“Civic Voice – the authoritative voice of the civic movement – has submitted its final response to the draft National Planning Policy Framework consultation. The response is available here:
Ian Harvey, Executive Director said: “If the report in Planning Magazine over the weekend is true and the Government’s Chief Planner did confirm that the Government has received over 27,000 responses to the draft consultation, we believe that this shows the breadth of feeling across the country about the importance of our planning system.”
Responding to the draft NPPF, Civic Voice is calling for:
1. Given our membership and reach nationwide, we are concerned by the London and South East-centric nature of the NPPF; a greater level of ambition for economic development to is vital to address the viability challenges in some parts of the country.

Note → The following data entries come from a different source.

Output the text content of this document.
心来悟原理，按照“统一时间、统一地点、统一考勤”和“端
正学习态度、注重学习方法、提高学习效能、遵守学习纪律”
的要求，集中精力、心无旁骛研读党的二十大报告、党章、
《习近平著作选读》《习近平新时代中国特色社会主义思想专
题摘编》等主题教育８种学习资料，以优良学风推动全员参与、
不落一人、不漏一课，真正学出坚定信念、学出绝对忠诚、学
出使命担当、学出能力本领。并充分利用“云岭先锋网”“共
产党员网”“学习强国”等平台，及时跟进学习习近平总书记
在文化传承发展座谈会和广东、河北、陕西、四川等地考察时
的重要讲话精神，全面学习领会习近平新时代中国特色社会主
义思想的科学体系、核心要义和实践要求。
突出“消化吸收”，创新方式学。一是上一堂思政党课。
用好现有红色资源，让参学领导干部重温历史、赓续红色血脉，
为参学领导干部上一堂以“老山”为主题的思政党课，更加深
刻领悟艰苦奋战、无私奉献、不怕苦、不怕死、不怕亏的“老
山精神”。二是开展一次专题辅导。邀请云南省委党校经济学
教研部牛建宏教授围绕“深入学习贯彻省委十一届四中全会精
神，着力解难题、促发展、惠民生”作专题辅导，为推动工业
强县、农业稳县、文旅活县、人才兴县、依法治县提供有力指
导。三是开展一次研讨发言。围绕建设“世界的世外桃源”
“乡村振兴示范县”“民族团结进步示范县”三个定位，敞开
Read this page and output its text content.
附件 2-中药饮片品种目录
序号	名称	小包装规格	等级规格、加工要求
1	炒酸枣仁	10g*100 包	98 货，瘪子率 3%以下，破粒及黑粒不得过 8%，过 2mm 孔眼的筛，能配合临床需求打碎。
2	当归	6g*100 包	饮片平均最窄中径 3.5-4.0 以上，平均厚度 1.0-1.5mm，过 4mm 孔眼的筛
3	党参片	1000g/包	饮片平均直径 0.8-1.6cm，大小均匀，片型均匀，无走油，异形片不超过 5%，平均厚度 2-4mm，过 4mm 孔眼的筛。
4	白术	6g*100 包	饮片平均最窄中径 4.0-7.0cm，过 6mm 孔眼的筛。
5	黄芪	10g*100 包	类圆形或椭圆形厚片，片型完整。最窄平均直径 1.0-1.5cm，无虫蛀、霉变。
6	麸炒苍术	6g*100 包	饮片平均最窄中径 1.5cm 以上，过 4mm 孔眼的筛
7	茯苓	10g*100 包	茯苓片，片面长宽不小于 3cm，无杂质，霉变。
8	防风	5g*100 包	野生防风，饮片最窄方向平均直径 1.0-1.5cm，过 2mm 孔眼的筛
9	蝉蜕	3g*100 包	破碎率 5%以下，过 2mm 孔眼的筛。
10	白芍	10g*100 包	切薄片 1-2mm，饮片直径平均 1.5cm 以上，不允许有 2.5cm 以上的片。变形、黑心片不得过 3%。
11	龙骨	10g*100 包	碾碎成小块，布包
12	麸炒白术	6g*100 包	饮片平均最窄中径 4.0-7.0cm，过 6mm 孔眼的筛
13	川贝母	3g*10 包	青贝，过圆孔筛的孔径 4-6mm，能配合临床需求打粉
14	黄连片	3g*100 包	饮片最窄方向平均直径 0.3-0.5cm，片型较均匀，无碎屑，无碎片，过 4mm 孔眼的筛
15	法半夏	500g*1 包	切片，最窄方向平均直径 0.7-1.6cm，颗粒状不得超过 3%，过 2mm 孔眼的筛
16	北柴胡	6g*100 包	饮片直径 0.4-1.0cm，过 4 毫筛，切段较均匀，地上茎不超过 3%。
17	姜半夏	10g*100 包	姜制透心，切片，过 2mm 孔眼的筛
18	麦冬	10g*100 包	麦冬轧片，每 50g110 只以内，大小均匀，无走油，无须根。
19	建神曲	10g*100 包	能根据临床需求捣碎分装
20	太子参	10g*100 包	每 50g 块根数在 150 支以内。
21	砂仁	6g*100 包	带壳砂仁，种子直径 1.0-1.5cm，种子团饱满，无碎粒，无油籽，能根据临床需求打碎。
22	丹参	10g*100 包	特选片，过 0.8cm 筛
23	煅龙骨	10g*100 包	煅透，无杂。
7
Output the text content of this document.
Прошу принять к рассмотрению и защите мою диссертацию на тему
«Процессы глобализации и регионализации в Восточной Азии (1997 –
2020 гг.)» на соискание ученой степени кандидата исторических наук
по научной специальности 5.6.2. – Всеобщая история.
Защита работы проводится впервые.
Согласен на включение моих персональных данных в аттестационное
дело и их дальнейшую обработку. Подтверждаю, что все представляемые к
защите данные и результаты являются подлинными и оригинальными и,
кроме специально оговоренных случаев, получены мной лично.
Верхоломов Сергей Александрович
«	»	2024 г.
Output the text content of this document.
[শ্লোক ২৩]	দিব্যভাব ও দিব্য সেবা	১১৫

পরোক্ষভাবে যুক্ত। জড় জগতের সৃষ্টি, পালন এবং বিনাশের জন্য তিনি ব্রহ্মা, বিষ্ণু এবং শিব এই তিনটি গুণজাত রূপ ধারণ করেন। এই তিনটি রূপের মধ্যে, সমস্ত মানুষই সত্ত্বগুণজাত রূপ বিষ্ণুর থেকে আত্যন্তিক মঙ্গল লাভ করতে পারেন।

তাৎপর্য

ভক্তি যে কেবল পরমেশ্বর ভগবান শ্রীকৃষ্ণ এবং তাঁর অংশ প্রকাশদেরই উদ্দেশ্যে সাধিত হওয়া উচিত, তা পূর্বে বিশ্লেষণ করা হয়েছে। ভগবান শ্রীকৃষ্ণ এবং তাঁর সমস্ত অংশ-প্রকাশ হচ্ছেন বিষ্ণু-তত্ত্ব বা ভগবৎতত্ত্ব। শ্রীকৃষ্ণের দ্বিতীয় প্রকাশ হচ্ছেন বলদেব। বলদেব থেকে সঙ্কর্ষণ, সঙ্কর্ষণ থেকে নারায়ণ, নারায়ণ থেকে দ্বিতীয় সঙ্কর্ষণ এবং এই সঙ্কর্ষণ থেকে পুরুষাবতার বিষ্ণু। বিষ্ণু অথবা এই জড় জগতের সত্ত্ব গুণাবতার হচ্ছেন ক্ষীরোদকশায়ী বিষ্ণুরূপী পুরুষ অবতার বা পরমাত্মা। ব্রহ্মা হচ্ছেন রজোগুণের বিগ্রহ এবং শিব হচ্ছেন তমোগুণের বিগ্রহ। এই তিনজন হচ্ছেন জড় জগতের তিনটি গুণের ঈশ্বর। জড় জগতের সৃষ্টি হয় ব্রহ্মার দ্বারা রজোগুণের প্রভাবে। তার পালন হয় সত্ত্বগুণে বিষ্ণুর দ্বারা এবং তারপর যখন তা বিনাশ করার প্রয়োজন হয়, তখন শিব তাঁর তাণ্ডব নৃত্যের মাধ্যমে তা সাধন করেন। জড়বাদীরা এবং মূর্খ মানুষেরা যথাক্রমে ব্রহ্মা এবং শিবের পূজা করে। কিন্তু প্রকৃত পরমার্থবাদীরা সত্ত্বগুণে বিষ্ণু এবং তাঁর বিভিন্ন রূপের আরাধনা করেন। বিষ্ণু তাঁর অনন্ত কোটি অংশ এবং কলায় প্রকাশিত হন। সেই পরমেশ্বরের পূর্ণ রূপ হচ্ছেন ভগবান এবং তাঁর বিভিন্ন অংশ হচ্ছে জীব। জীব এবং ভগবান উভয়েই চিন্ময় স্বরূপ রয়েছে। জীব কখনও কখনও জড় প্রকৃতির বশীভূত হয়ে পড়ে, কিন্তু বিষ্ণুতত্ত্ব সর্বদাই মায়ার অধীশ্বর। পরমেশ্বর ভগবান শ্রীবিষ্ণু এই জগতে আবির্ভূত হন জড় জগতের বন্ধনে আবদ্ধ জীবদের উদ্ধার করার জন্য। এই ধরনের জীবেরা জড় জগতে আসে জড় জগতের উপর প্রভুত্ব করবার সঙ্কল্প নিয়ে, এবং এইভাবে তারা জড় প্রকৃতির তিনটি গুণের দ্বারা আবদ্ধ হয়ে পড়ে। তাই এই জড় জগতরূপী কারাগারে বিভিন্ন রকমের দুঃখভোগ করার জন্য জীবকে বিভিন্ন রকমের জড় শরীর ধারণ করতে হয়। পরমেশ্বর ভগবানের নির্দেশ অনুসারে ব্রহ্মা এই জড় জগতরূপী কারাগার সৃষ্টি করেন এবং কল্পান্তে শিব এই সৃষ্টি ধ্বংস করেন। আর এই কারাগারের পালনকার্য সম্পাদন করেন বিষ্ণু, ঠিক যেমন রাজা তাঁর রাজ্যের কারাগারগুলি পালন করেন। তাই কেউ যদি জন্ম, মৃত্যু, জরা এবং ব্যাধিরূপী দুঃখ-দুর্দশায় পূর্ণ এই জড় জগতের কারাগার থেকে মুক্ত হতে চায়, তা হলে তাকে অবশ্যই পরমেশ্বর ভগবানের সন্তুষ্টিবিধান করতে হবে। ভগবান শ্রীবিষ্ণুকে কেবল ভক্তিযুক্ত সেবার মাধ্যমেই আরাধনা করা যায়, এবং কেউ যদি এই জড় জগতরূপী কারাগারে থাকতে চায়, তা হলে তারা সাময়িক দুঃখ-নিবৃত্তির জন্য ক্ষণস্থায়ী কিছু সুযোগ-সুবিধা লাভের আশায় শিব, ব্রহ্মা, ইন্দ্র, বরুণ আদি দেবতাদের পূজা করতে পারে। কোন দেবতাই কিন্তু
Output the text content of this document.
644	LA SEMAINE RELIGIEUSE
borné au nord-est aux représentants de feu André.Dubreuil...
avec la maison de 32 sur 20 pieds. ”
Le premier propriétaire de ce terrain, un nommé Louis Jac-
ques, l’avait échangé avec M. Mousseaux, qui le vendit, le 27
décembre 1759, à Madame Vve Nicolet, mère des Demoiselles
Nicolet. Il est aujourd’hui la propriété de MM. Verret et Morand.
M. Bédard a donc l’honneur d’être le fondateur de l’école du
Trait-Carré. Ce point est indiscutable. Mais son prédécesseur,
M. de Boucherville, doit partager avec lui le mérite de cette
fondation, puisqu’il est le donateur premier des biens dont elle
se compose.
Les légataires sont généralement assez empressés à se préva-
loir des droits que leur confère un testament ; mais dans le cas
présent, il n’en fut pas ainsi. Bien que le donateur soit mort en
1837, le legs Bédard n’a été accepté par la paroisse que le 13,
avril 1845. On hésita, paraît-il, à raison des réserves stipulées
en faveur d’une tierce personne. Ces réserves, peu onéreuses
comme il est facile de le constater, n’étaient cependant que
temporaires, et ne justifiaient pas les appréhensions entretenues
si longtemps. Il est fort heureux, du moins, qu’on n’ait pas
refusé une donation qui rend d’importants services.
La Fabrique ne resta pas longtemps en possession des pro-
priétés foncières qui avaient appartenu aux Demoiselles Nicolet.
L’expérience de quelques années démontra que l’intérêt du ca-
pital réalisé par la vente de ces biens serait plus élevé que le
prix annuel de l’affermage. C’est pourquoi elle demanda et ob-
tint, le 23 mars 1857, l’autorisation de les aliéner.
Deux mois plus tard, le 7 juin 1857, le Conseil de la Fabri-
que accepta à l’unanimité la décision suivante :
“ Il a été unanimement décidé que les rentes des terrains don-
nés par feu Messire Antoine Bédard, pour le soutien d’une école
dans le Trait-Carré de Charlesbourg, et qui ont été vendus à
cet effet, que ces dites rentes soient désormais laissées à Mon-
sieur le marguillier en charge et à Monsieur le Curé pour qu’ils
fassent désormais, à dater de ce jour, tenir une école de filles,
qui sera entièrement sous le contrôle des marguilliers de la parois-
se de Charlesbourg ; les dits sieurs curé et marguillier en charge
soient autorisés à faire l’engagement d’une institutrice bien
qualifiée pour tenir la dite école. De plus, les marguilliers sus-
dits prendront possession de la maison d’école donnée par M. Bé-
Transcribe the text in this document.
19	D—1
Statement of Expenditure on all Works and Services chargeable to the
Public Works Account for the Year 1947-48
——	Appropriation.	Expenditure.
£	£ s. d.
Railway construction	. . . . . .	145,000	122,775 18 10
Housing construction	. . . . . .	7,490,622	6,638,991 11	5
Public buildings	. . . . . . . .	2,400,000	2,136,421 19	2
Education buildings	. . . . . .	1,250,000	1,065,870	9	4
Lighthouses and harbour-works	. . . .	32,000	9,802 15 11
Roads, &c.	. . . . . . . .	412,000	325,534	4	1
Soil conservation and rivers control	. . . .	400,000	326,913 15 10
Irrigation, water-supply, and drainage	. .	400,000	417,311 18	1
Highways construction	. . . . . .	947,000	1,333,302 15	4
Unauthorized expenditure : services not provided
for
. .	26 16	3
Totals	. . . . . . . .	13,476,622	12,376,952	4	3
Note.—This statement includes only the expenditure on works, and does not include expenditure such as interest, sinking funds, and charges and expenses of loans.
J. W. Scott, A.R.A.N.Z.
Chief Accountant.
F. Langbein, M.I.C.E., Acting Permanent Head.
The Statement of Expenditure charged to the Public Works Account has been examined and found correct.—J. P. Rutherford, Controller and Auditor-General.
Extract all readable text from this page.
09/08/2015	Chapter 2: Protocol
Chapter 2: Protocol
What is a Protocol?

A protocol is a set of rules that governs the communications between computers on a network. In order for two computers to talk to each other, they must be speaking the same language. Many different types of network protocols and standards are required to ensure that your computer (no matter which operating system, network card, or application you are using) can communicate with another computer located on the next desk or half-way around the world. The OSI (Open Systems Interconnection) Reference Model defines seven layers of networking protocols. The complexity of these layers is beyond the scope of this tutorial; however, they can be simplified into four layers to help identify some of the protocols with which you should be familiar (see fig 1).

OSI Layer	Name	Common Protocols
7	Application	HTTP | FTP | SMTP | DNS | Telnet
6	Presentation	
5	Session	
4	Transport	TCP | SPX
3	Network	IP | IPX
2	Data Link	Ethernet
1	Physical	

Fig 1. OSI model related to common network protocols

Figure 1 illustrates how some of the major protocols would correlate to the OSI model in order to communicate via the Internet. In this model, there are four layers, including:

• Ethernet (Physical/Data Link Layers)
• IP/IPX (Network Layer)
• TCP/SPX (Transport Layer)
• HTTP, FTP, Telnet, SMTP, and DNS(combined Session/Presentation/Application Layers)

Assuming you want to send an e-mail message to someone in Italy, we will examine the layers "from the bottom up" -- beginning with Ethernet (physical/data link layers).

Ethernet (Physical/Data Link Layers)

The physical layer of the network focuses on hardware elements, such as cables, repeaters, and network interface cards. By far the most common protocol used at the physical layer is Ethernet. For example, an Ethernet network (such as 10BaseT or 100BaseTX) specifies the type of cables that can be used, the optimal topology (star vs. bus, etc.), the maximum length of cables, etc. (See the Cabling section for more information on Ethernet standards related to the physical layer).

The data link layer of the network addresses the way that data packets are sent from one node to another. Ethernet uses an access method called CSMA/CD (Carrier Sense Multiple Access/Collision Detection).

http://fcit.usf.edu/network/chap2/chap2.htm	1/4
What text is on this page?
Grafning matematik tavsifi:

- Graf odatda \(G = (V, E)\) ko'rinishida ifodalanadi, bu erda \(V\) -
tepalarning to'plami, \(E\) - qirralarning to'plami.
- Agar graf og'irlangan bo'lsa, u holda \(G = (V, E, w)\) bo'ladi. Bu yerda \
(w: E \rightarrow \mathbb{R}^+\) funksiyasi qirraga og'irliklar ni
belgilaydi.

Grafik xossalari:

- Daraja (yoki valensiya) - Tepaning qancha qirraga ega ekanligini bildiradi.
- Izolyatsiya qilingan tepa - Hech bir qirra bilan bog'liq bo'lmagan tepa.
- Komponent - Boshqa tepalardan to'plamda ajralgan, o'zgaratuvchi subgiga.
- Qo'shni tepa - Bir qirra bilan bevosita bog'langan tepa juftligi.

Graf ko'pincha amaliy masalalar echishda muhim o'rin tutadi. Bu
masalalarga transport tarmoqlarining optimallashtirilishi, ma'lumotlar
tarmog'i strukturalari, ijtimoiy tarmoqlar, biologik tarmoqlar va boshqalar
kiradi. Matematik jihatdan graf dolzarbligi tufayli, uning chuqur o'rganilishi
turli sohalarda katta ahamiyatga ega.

2. The draft NPPF says much about the importance of design, however, it is our fear that as drafted, high quality design could be seen as a ‘nice to have’ but ‘easy to ignore’ rather than as an essential dimension of good planning.
3. Civic Voice supports the emphasis on early and meaningful engagement with communities within the draft NPPF and we would welcome working with MCHLG to develop the accompanying Planning Practice Guidance on this.
Harvey added: “We agree with the Government that finding a solution to the housing crisis is essential and we really hope that this was not a tokenistic consultation. We must ask, if the Government intends to publish the final document before the end of July, can it realistically be expected to review the thousands of responses comprehensively within a matter of weeks? We look forward to seeing the final document when it is released as it is important that the Government gets this right, because the consequences of getting it wrong will be felt for many years to come.”
Civic Voice President, Griff Rhys Jones finished by saying: “Whilst the Government wants to see the ‘right homes in the right places’, if it doesn’t get this right, it is very likely to end up with the ‘wrong homes in the wrong places. We hope they listen to the voices of communities across England.”